▶️ Opponents of Tumalo Irrigation District’s pipeline project ask judge for injunction



The Tumalo Irrigation District has plans to replace a stretch of water canals in Tumalo with pipelines.

Irrigation District Manager Ken Rieck said it will make transferring water to Tumalo farms cheaper and more efficient.

“The farmers benefit because it improves the stability of the water flows in a pipeline rather than an open ditch and it can deliver pressurized flows,” Rieck said.

The irrigation district has been replacing more than 60 miles of canals with pipes since the 1990s.

Replacing another four and a half miles of canals is scheduled to begin in late November.

“These projects are not so much a choice,” Rieck said. “It was really unsustainable the way we were doing this.”
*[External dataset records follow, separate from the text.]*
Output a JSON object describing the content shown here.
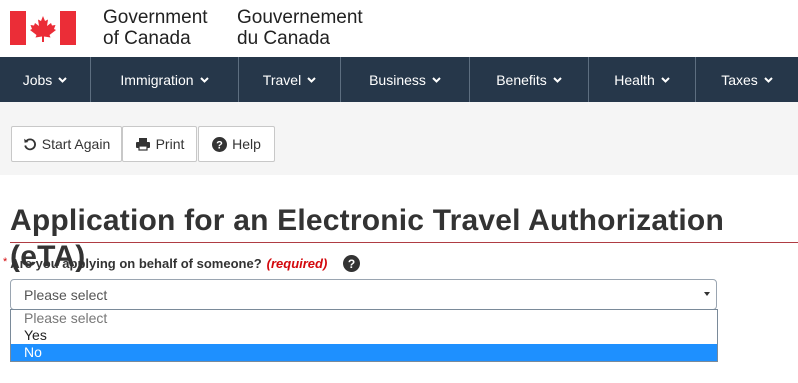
{
  "header": {
    "signature_en_line1": "Government",
    "signature_en_line2": "of Canada",
    "signature_fr_line1": "Gouvernement",
    "signature_fr_line2": "du Canada",
    "flag_color": "#eb2d37"
  },
  "nav": {
    "items": [
      {
        "label": "Jobs"
      },
      {
        "label": "Immigration"
      },
      {
        "label": "Travel"
      },
      {
        "label": "Business"
      },
      {
        "label": "Benefits"
      },
      {
        "label": "Health"
      },
      {
        "label": "Taxes"
      }
    ],
    "background": "#26374a"
  },
  "toolbar": {
    "start_again_label": "Start Again",
    "print_label": "Print",
    "help_label": "Help"
  },
  "page": {
    "title": "Application for an Electronic Travel Authorization (eTA)"
  },
  "question": {
    "required_marker": "*",
    "label": "Are you applying on behalf of someone?",
    "required_text": "(required)",
    "help_icon": "question-circle-icon"
  },
  "select": {
    "current_value": "Please select",
    "options": [
      "Please select",
      "Yes",
      "No"
    ],
    "highlighted_option": "No"
  }
}
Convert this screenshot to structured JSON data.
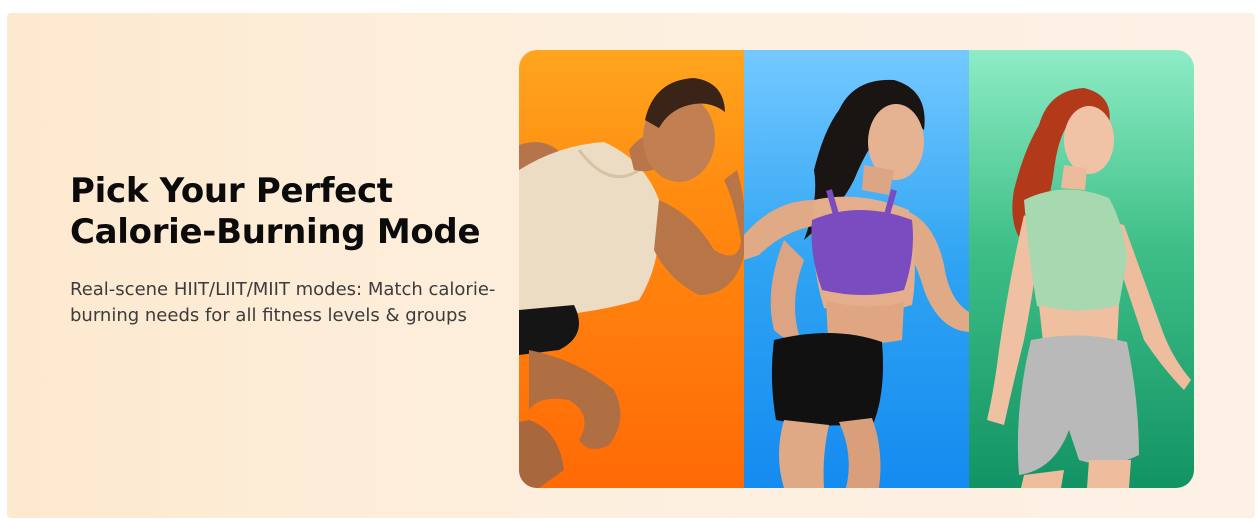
{
  "banner": {
    "headline_line1": "Pick Your Perfect",
    "headline_line2": "Calorie-Burning Mode",
    "description": "Real-scene HIIT/LIIT/MIIT modes: Match calorie-burning needs for all fitness levels & groups"
  },
  "panels": [
    {
      "name": "runner-man",
      "background": "#ff7a0a",
      "figure": "sprinting man in cream tank top"
    },
    {
      "name": "runner-woman",
      "background": "#2ea3f3",
      "figure": "running woman in purple sports bra"
    },
    {
      "name": "walker-woman",
      "background": "#2faf78",
      "figure": "walking woman in mint t-shirt"
    }
  ],
  "colors": {
    "banner_bg": "#fdeede",
    "headline": "#0b0b0b",
    "description": "#3c3c3c"
  }
}
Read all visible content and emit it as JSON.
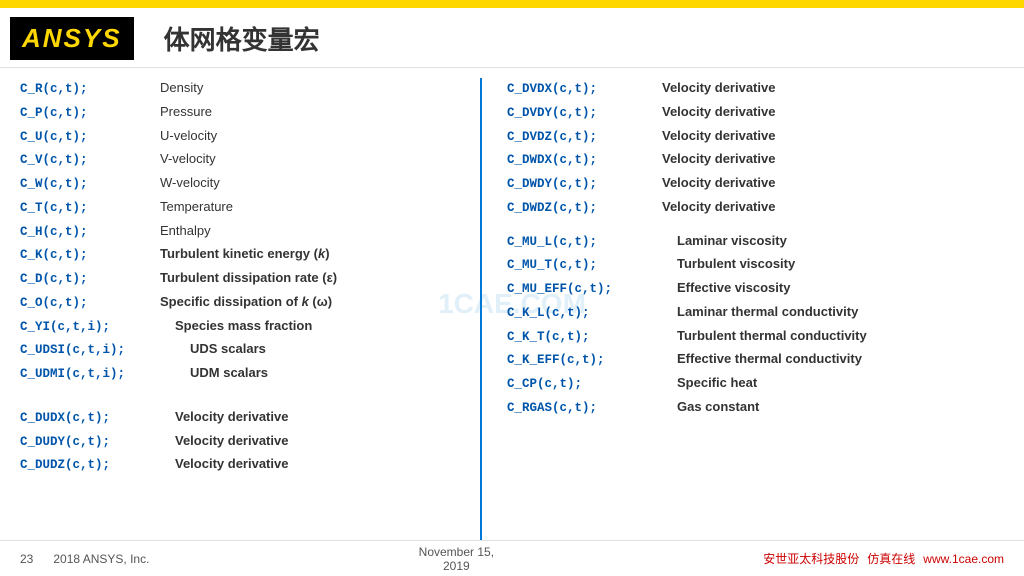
{
  "topBar": {},
  "header": {
    "logoText": "ANSYS",
    "title": "体网格变量宏"
  },
  "leftColumn": {
    "variables": [
      {
        "code": "C_R(c,t);",
        "desc": "Density"
      },
      {
        "code": "C_P(c,t);",
        "desc": "Pressure"
      },
      {
        "code": "C_U(c,t);",
        "desc": "U-velocity"
      },
      {
        "code": "C_V(c,t);",
        "desc": "V-velocity"
      },
      {
        "code": "C_W(c,t);",
        "desc": "W-velocity"
      },
      {
        "code": "C_T(c,t);",
        "desc": "Temperature"
      },
      {
        "code": "C_H(c,t);",
        "desc": "Enthalpy"
      },
      {
        "code": "C_K(c,t);",
        "desc": "Turbulent kinetic energy (k)"
      },
      {
        "code": "C_D(c,t);",
        "desc": "Turbulent dissipation rate (ε)"
      },
      {
        "code": "C_O(c,t);",
        "desc": "Specific dissipation of k (ω)"
      },
      {
        "code": "C_YI(c,t,i);",
        "desc": "Species mass fraction",
        "wide": true
      },
      {
        "code": "C_UDSI(c,t,i);",
        "desc": "UDS scalars",
        "xwide": true
      },
      {
        "code": "C_UDMI(c,t,i);",
        "desc": "UDM scalars",
        "xwide": true
      }
    ],
    "velocityVars": [
      {
        "code": "C_DUDX(c,t);",
        "desc": "Velocity derivative"
      },
      {
        "code": "C_DUDY(c,t);",
        "desc": "Velocity derivative"
      },
      {
        "code": "C_DUDZ(c,t);",
        "desc": "Velocity derivative"
      }
    ]
  },
  "rightColumn": {
    "velocityVars": [
      {
        "code": "C_DVDX(c,t);",
        "desc": "Velocity derivative"
      },
      {
        "code": "C_DVDY(c,t);",
        "desc": "Velocity derivative"
      },
      {
        "code": "C_DVDZ(c,t);",
        "desc": "Velocity derivative"
      },
      {
        "code": "C_DWDX(c,t);",
        "desc": "Velocity derivative"
      },
      {
        "code": "C_DWDY(c,t);",
        "desc": "Velocity derivative"
      },
      {
        "code": "C_DWDZ(c,t);",
        "desc": "Velocity derivative"
      }
    ],
    "otherVars": [
      {
        "code": "C_MU_L(c,t);",
        "desc": "Laminar viscosity"
      },
      {
        "code": "C_MU_T(c,t);",
        "desc": "Turbulent viscosity"
      },
      {
        "code": "C_MU_EFF(c,t);",
        "desc": "Effective viscosity"
      },
      {
        "code": "C_K_L(c,t);",
        "desc": "Laminar thermal conductivity"
      },
      {
        "code": "C_K_T(c,t);",
        "desc": "Turbulent thermal conductivity"
      },
      {
        "code": "C_K_EFF(c,t);",
        "desc": "Effective thermal conductivity"
      },
      {
        "code": "C_CP(c,t);",
        "desc": "Specific heat"
      },
      {
        "code": "C_RGAS(c,t);",
        "desc": "Gas constant"
      }
    ]
  },
  "watermark": "1CAE.COM",
  "footer": {
    "pageNumber": "23",
    "company": "2018  ANSYS, Inc.",
    "date": "November 15,",
    "year": "2019",
    "chineseText": "安世亚太科技股份",
    "url": "www.1cae.com",
    "siteLabel": "仿真在线"
  }
}
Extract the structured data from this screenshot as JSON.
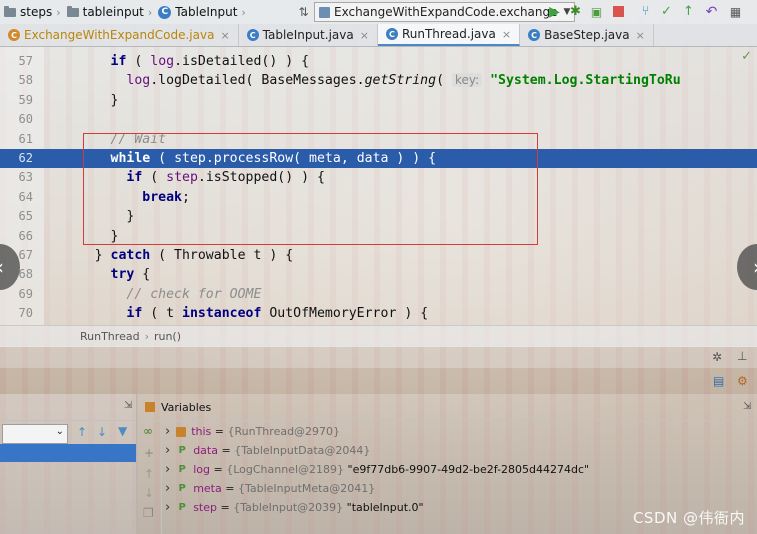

But not everyone agrees with the district’s plan.

In March, eight property owners filed a lawsuit against the project, citing environmental concerns.

“Even though the riparian habitat around the canals is not natural, it’s been there for 100 years and it’s quite a rich wildlife,” Matt Smith, a Tumalo resident and a plaintiff on the lawsuit, said. “There’s a lot of mature ponderosa pines that will be chopped down or die.”

In September, they asked a federal judge for a temporary restraining order to stop the project before it can get started.

“I feel like those guys really have no other option, otherwise construction will begin and trees will be chopped down,” Smith said. “So they had no option really but to apply for that injunction.

The hearing for the injunction is scheduled for next month.